Roasted Celeriac in Hay: A Signature Recipe by Daniel Morgan
A refined yet approachable recipe from Daniel Morgan, chef of the renowned restaurant Salt in Paris. Designed to highlight the delicate flavor of celeriac, it combines culinary simplicity with gourmet creativity, producing a dish that’s both rustic and elegant.
Ingredients (Serves 4)
- 1 large celeriac (about the size of a large grapefruit)
- 3 bay leaves
- 4 sprigs of thyme
- 250 g raw cream (55% fat)
- 500 ml hay
- Fine sea salt
Preparation Time
Total time: ~3 hours 15 minutes
Step-by-Step Instructions
1. Prepare the Celeriac
Gently brush the celeriac to remove any dirt but do not peel it.
2. Assemble the Papillote
- Layer four large sheets of aluminum foil (about 60×60 cm) to form a sturdy square.
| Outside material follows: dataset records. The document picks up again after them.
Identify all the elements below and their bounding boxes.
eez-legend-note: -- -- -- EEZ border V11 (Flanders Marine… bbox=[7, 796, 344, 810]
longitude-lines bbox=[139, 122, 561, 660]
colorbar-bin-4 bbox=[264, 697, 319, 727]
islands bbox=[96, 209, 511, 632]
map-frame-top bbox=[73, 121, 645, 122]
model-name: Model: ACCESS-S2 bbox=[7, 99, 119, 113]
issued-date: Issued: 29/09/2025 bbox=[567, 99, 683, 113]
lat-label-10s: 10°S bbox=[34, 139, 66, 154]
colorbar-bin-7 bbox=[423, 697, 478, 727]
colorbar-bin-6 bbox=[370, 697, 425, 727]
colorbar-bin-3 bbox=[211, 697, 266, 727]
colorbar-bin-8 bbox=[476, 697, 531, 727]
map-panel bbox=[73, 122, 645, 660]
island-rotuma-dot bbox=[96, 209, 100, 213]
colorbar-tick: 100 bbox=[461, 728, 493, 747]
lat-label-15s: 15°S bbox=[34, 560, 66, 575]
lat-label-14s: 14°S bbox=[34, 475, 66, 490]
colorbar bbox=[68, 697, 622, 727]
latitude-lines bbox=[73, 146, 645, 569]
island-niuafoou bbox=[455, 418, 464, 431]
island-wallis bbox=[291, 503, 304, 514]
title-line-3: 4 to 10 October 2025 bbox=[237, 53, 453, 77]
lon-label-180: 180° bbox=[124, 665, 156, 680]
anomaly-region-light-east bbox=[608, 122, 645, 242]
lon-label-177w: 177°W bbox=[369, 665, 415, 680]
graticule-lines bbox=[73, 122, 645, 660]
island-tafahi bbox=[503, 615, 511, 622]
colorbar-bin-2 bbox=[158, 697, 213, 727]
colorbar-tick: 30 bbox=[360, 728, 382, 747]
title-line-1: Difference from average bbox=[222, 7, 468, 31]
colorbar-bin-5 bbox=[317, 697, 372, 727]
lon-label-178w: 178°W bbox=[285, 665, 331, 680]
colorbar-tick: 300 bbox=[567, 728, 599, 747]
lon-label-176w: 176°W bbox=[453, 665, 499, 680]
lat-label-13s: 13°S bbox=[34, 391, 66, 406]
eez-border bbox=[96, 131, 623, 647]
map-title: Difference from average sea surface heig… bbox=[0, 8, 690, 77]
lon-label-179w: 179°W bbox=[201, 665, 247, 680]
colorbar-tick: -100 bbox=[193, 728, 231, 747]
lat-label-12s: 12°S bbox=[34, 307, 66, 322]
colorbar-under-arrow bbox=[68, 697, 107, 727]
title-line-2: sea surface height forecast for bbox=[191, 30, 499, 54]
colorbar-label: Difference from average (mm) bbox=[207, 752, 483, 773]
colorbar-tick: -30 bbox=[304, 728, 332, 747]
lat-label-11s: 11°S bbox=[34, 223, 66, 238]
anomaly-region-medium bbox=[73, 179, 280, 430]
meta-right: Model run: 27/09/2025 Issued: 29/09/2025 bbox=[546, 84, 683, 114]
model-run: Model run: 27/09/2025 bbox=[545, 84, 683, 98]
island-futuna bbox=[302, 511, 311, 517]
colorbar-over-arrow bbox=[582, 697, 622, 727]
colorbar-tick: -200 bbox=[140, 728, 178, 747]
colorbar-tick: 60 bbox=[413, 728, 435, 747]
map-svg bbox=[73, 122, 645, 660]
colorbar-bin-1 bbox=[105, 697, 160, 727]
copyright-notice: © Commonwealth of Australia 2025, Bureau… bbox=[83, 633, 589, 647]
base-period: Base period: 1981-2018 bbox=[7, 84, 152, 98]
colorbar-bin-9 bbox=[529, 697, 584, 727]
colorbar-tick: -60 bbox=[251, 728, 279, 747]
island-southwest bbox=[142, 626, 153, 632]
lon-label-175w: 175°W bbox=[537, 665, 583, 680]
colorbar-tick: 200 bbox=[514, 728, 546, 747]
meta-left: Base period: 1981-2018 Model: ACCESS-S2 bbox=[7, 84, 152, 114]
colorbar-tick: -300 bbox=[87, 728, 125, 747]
- Place half the hay in the center, followed by the herbs (thyme and bay leaves), then rest the celeriac on top.
- Cover with the remaining hay, lightly moisten it, and wrap tightly, ensuring there are no air pockets.
3. Roast
- Bake the papillote at 180 °C for 2 hours.
- Reserve the used hay for the sauce.
Hay-Infused Cream Sauce
1. Toast the Hay
Spread the reserved hay on a tray and toast in the oven at 160 °C for 30 minutes to intensify its aroma.
2. Infuse the Cream
- Warm the cream gently to 85 °C.
- Add the toasted hay, remove from heat, and let infuse for 20 minutes.
3. Filter & Finish
- Reheat gently to 85 °C, then strain through a fine sieve.
- Cool the cream in an ice bath and season with fine sea salt.
Plating & Serving
- Carefully unwrap the roasted celeriac and discard the hay.
- Slice on a wooden board for a rustic presentation.
- Serve the hay-infused cream in a small bowl on the side, allowing guests to control the flavor balance.
In Summary
This hay-roasted celeriac recipe blends gentle roasting with aromatic infusion, resulting in a dish where the earthiness of the hay enhances the natural sweetness of the vegetable. Paired with a smoky, woodsy cream, it’s an elegant and unexpected way to elevate a humble root into a gourmet centerpiece.